Maybe once a year, I hear an album that gives me literal goose bumps. This one gave me goose bumps on my goose bumps. The second release by husband and wife writing team, The Way We Are retains the imaginative pop styling of their first album but with a more mature approach to lyrics and composition. Fleming, the wife, sings, writes the lyrics and creates the melodies which are unbalanced, full of unexpected twists, yet natural and horribly catchy. Husband John creates rich tapestries of sound around these melodies, writing the music, making string arrangements, and playing an astounding number of instruments (aside from drums and orchestral strings, he plays every instrument on the album including such non-conventionals as flugelhorn, balalaika, vibes, flute, oud, saz, dilruba, spacephone, accordion, dulcimer, and the creepy theremin).

Like the music of The Police, their sound is immediately catchy with just enough pop to have wide appeal but with enough musical meat backing this pop to appeal to the die-hard musician.

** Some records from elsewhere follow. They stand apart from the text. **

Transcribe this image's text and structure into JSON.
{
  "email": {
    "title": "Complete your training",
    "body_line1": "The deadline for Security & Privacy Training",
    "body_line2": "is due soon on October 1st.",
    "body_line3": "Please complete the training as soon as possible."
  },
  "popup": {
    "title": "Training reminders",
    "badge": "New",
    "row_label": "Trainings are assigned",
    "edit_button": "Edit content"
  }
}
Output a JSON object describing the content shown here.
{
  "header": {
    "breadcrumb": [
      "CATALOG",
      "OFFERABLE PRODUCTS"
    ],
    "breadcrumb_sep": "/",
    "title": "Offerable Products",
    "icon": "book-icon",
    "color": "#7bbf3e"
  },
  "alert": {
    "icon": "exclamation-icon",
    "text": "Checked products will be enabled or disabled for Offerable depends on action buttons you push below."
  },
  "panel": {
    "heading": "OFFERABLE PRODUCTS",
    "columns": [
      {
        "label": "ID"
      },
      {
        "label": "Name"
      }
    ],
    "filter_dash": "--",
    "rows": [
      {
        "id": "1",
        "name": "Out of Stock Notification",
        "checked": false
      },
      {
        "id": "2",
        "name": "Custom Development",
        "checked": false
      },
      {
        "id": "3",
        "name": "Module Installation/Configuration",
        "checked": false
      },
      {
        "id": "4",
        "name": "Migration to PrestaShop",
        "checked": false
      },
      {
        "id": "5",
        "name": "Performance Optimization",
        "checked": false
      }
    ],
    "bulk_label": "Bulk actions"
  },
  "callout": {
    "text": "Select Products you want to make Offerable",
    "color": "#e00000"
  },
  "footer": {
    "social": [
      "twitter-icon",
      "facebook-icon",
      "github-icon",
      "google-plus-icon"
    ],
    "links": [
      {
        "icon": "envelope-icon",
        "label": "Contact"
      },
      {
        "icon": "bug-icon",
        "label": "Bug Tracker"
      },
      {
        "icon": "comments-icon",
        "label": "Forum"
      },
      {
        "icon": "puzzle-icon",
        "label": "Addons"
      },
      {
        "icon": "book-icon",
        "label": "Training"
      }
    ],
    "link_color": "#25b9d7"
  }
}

Ben Folds, perhaps their biggest fan, calls their sound "the Carpenters of the 90's with a Led Zeppelin rhythm section". "I'm So Small" opens quietly but with enormous tension that soon floods into a full-out punk-flavored assault of guitars, Indian-flavored orchestral strings and Fleming's voice that can effortlessly glide from a sweet little girl to a screeching banshee. "Sssh!", with it's Alanis Morissette feel and theme of falling for a best friend, is driven along by timpani and spent more than one day in my head. Singing about their marriage, "Comfortable" hits home with anyone who has gone past the infatuation stage in a relationship with it's laid back, Carpenterish sound. The title song finds Fleming wondering if she and John will grow apart or stay "the way we are" against a jazz-influence slide upright bass part that morphs into an aggressive chorus of complex, interwoven vocal lines. "Radiate" can only be described as "The Go-Go's Meet Herb Albert and the Tijuana Brass". In "Ugly Girl" Fleming sings "I can't believe you're leaving me for an ugly girl" while John plinks away merrily on the xylophone. Other songs verge on disco, mix R&B with tango, swing with grunge, and dirty blues with Siouxie and the Banshees. In the hands of lesser artists, this juxtaposition of styles would be a sonic mess. With these masters of songwriting, however, the result is absolute perfection.

This article first appeared in WhatzUp, April 1999.